Musician takes life turn, finds herself in pulpit

Pastor: An invitation to a weekend seminary program when she was in college led Andrea Wiegand away from the arts and into her `calling,' the church.

October 11, 2002|By Rona S. Hirsch | Rona S. Hirsch,SPECIAL TO THE SUN

Ever since she was young, Andrea Wiegand wanted to be a musician. She played the flute in school bands and was a flute performance major at the prestigious North Carolina School of the Arts.

But after her freshman year, she was filled with doubt.

Although Wiegand switched colleges and majors, it was not until she was invited to a weekend seminary program that she discovered her calling. Now, eight years later, Wiegand is finding fulfillment as the new pastor of Lutheran Church of the Living Word at Oakland Mills Interfaith Center in Columbia.

"I pray through every decision I make," said Wiegand, 30, who lives in Silver Spring with her husband, Paul, a computer science doctoral student at George Mason University in Virginia. "I don't make decisions until I feel certain I make the right one. I made the right one."

3 years as associate

Wiegand was installed Sept. 29, becoming the fifth pastor of the 30-year-old congregation, which has nearly 100 members. She previously served for three years as associate pastor of First Lutheran Church in Ellicott City.

"She has a focus on spirituality and likes to get to know people individually," said the Rev. Mary Zurell, assistant to the bishop of the Delaware-Maryland Synod of the Evangelical Lutheran Church in America. "She is a very compassionate woman and just has a very easygoing personality. And she can enhance the church's contemporary music group."

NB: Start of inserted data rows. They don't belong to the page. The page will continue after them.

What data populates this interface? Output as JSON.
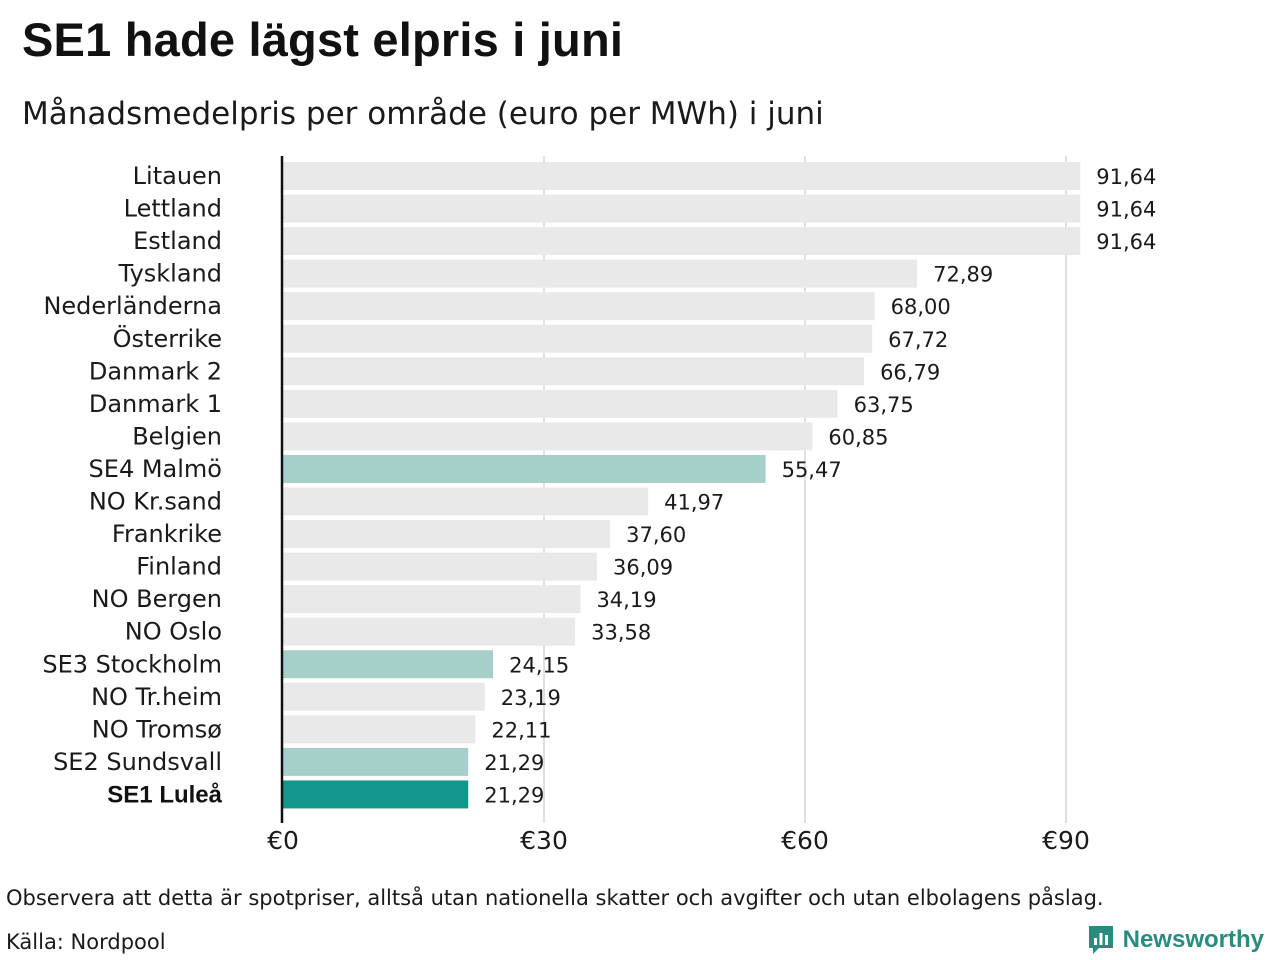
{
  "title": "SE1 hade lägst elpris i juni",
  "subtitle": "Månadsmedelpris per område (euro per MWh) i juni",
  "note": "Observera att detta är spotpriser, alltså utan nationella skatter och avgifter och utan elbolagens påslag.",
  "source": "Källa: Nordpool",
  "brand": {
    "name": "Newsworthy",
    "icon": "newsworthy-logo-icon"
  },
  "colors": {
    "default_bar": "#e9e9e9",
    "se_bar": "#a6cfca",
    "highlight_bar": "#15968a",
    "grid": "#cccccc",
    "axis": "#111111"
  },
  "chart_data": {
    "type": "bar",
    "orientation": "horizontal",
    "title": "SE1 hade lägst elpris i juni",
    "subtitle": "Månadsmedelpris per område (euro per MWh) i juni",
    "xlabel": "",
    "ylabel": "",
    "xlim": [
      0,
      100
    ],
    "ticks": [
      0,
      30,
      60,
      90
    ],
    "tick_labels": [
      "€0",
      "€30",
      "€60",
      "€90"
    ],
    "grid": true,
    "categories": [
      "Litauen",
      "Lettland",
      "Estland",
      "Tyskland",
      "Nederländerna",
      "Österrike",
      "Danmark  2",
      "Danmark  1",
      "Belgien",
      "SE4  Malmö",
      "NO Kr.sand",
      "Frankrike",
      "Finland",
      "NO Bergen",
      "NO Oslo",
      "SE3  Stockholm",
      "NO Tr.heim",
      "NO Tromsø",
      "SE2  Sundsvall",
      "SE1 Luleå"
    ],
    "values": [
      91.64,
      91.64,
      91.64,
      72.89,
      68.0,
      67.72,
      66.79,
      63.75,
      60.85,
      55.47,
      41.97,
      37.6,
      36.09,
      34.19,
      33.58,
      24.15,
      23.19,
      22.11,
      21.29,
      21.29
    ],
    "value_labels": [
      "91,64",
      "91,64",
      "91,64",
      "72,89",
      "68,00",
      "67,72",
      "66,79",
      "63,75",
      "60,85",
      "55,47",
      "41,97",
      "37,60",
      "36,09",
      "34,19",
      "33,58",
      "24,15",
      "23,19",
      "22,11",
      "21,29",
      "21,29"
    ],
    "bar_kind": [
      "default",
      "default",
      "default",
      "default",
      "default",
      "default",
      "default",
      "default",
      "default",
      "se",
      "default",
      "default",
      "default",
      "default",
      "default",
      "se",
      "default",
      "default",
      "se",
      "highlight"
    ]
  }
}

Born in Webster City, Iowa, Wiegand was first captivated by music during sing-alongs with her mother, who plays guitar. After the family moved in 1983 to Rock Hill, S.C., Wiegand took up the flute in seventh grade. "I was going to be a professional musician - that's all I dreamed of," she said.

At home, she jammed to the Beatles and Jethro Tull. "I discovered my parents' old vinyl record albums," she said. "In one hand, I had the classic band music manual; and in the other, Jethro Tull albums. [Ian Anderson] did all kinds of weird things on a flute."

Growing up in Rock Hill

Wiegand, who grew up in the Evangelical Lutheran church in Rock Hill, was the only child in its music group. "The church and music have pretty much been intimately connected to me," she said. "The church helped me to enjoy playing even when I made mistakes."

But during a summer break from the North Carolina School of the Arts in Winston-Salem, Wiegand found her love of music wavering.

"It was a very exciting year, but something wasn't right," she said. "I started not to enjoy music and I loved music; it was such an important part of me. So I decided to change my dream. It was devastating, but I didn't want my love of music to die."

Wiegand transferred to Winthrop University in Rock Hill, graduating in 1993 with an English degree and an eye toward a communications career. But while working at her father's business office the next year, she received a postcard about a weekend program at the Lutheran Theological Southern Seminary in Columbia, S.C.

"As soon as I saw that the postcard was addressed to me, it was very powerful," she said. "On my second day of the program, it was clear God was calling me to the ministry."

After four years at the seminary, including a year internship at a Philadelphia church, Wiegand earned a master's degree. In 1999, the Evangelical Lutheran Church placed her in the Delaware-Maryland Synod at First Lutheran. "It's a good congregation and good place to grow in ministry and learn my gifts as a pastor," she said.

Living Word had enlisted substitute pastors since the resignation last year of the Rev. William Hayman from Living Word.

One Sunday, the congregation invited Wiegand to fill in. "I had met Pastor Wiegand at church meetings," said T. Milton Nelson, 15-year secretary of the church council. "Everyone liked her. Then we had her come back again and we were impressed again, and issued a formal `call.'"

Although Zurell, who matches pastors with congregations, said Wiegand "wasn't officially looking for a call," she contacted Wiegand "about the possibility that God's spirit might be leading her to this congregation."

Wiegand assumed the pulpit in mid-August.

"The congregation is very committed to worship services and church projects," she said. "Being at an interfaith center is also an opportunity to work with different faiths, and we're in a location for ever-increasing community outreach."

Music remains part of Wiegand's life. She performed her first flute recital in April at First Lutheran and plans to participate in Living Word's music group.

But her mission is to help congregants in their service to God. "I hope to work with the congregation in discovering ways they want to grow and how God is calling them, and to look at new ways to reach out to the community," she said. "It's exciting to be engaged in that process."